Although Ms Morgan does not claim Message from Forever is true, Ms Jo Willmot, chairwoman of the Uluru-Kata Tjuta board of management in the Northern Territory, said anyone who respected Aboriginal beliefs would not have used such a description.

"It starts off as an Aboriginal woman giving birth,'' she said. "That is private women's business. For someone to (describe a birth) is insulting and offending to people and their cultural beliefs.

"It is highly offensive to any group of people that they are falsely misrepresented in respect to their people and their misery,'' she said. "And there is someone else benefiting from it in a financial way.''

The novel tells of Aboriginal twins, born in outback Australia in the 1930s. Separated at birth, the boy is adopted by a white rural family and the girl sent to a Catholic mission.

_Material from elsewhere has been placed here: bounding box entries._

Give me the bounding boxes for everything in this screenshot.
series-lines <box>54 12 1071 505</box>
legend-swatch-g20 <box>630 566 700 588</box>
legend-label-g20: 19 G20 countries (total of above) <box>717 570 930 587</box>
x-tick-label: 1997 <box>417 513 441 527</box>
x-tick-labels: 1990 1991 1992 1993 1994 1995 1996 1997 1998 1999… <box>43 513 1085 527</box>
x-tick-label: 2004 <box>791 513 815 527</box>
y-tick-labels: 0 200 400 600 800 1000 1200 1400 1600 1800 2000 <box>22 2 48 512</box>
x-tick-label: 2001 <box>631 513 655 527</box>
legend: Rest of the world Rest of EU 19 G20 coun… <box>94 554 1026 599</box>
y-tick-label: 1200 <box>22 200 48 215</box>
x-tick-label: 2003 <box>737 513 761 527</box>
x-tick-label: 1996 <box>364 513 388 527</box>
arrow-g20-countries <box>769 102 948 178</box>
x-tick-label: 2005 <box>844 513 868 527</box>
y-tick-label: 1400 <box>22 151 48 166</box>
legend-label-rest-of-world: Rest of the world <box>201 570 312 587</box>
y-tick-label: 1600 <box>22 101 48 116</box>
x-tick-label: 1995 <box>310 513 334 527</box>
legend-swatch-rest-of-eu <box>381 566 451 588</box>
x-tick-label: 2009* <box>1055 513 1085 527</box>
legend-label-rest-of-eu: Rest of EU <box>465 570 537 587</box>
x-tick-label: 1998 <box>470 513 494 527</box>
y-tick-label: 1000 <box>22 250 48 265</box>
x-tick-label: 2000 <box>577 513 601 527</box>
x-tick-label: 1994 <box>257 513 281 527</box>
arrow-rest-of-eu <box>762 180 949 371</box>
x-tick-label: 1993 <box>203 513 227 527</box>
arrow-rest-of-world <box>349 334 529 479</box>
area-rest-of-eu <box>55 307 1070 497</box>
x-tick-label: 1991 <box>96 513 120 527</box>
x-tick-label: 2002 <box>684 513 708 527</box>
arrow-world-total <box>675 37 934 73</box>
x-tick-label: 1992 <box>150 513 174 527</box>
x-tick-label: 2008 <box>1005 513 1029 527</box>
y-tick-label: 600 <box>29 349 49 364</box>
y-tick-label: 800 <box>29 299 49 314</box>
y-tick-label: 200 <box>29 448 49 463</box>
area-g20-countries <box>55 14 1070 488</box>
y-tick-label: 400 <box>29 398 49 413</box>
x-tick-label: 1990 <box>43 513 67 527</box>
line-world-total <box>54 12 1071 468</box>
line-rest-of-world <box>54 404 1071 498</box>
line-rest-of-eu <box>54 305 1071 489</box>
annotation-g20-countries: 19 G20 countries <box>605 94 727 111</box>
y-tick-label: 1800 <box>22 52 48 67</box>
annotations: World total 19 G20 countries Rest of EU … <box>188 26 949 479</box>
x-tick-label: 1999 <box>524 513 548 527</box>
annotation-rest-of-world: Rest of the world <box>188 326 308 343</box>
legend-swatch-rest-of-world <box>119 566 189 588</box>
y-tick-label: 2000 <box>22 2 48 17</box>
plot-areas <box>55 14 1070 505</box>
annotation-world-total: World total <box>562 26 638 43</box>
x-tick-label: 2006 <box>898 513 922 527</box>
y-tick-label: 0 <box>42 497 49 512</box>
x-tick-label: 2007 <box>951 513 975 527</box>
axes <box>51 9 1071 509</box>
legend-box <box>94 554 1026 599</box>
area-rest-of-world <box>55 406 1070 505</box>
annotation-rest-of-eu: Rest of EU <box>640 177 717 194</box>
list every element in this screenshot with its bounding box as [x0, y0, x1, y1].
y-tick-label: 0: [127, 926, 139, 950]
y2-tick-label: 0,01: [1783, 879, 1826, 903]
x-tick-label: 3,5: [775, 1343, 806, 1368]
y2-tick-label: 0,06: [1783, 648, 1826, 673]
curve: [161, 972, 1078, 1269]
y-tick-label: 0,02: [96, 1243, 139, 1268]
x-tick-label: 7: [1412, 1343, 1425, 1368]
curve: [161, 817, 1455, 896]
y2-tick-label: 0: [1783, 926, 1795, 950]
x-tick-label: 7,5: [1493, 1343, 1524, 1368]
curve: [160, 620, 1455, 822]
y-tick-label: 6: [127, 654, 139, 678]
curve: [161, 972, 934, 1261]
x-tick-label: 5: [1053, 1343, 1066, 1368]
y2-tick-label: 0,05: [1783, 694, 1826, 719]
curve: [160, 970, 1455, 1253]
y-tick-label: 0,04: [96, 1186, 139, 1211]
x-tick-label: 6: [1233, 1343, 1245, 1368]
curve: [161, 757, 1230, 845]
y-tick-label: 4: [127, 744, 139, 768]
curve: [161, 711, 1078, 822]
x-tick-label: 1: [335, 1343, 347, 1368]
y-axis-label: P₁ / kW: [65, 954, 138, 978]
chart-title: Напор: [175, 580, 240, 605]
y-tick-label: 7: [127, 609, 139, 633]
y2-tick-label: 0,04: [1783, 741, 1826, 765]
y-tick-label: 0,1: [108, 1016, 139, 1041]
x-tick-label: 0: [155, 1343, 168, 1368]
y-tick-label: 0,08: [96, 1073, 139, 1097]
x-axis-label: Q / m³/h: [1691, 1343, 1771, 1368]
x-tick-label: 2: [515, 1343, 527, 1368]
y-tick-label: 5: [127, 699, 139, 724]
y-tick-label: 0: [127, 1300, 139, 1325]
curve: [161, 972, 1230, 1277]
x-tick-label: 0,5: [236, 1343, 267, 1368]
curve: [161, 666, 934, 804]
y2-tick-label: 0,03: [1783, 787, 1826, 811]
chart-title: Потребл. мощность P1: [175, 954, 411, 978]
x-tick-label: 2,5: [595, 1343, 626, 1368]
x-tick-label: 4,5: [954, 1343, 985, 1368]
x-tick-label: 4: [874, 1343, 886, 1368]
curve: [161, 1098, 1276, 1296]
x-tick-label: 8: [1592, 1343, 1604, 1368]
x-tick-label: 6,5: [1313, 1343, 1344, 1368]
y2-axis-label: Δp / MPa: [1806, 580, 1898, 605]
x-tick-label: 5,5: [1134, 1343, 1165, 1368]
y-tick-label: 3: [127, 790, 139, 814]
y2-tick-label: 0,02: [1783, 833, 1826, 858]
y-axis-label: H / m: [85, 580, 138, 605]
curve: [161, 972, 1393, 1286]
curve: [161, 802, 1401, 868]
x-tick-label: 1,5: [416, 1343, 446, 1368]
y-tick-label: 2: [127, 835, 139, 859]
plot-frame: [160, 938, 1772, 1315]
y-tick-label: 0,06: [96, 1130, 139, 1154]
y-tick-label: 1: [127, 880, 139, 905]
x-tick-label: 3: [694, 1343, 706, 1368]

The boy becomes an alcoholic and, in his mid-20s, is sentenced to life in prison without parole for a double murder he did not commit. The girl is molested by a priest, forced to have a hysterectomy at the age of nine, and sent to work at a boarding house. She later returns to the desert to live with the Real People tribe.

Ms Scott said it was another example of people jumping on the bandwagon of exploiting Aboriginal culture for their own gain. "If you look at the artwork, look at the culture of Aboriginal people, it has all been exploited and bastardized,'' she said.

HarperCollins has not returned phone calls to The Age this week.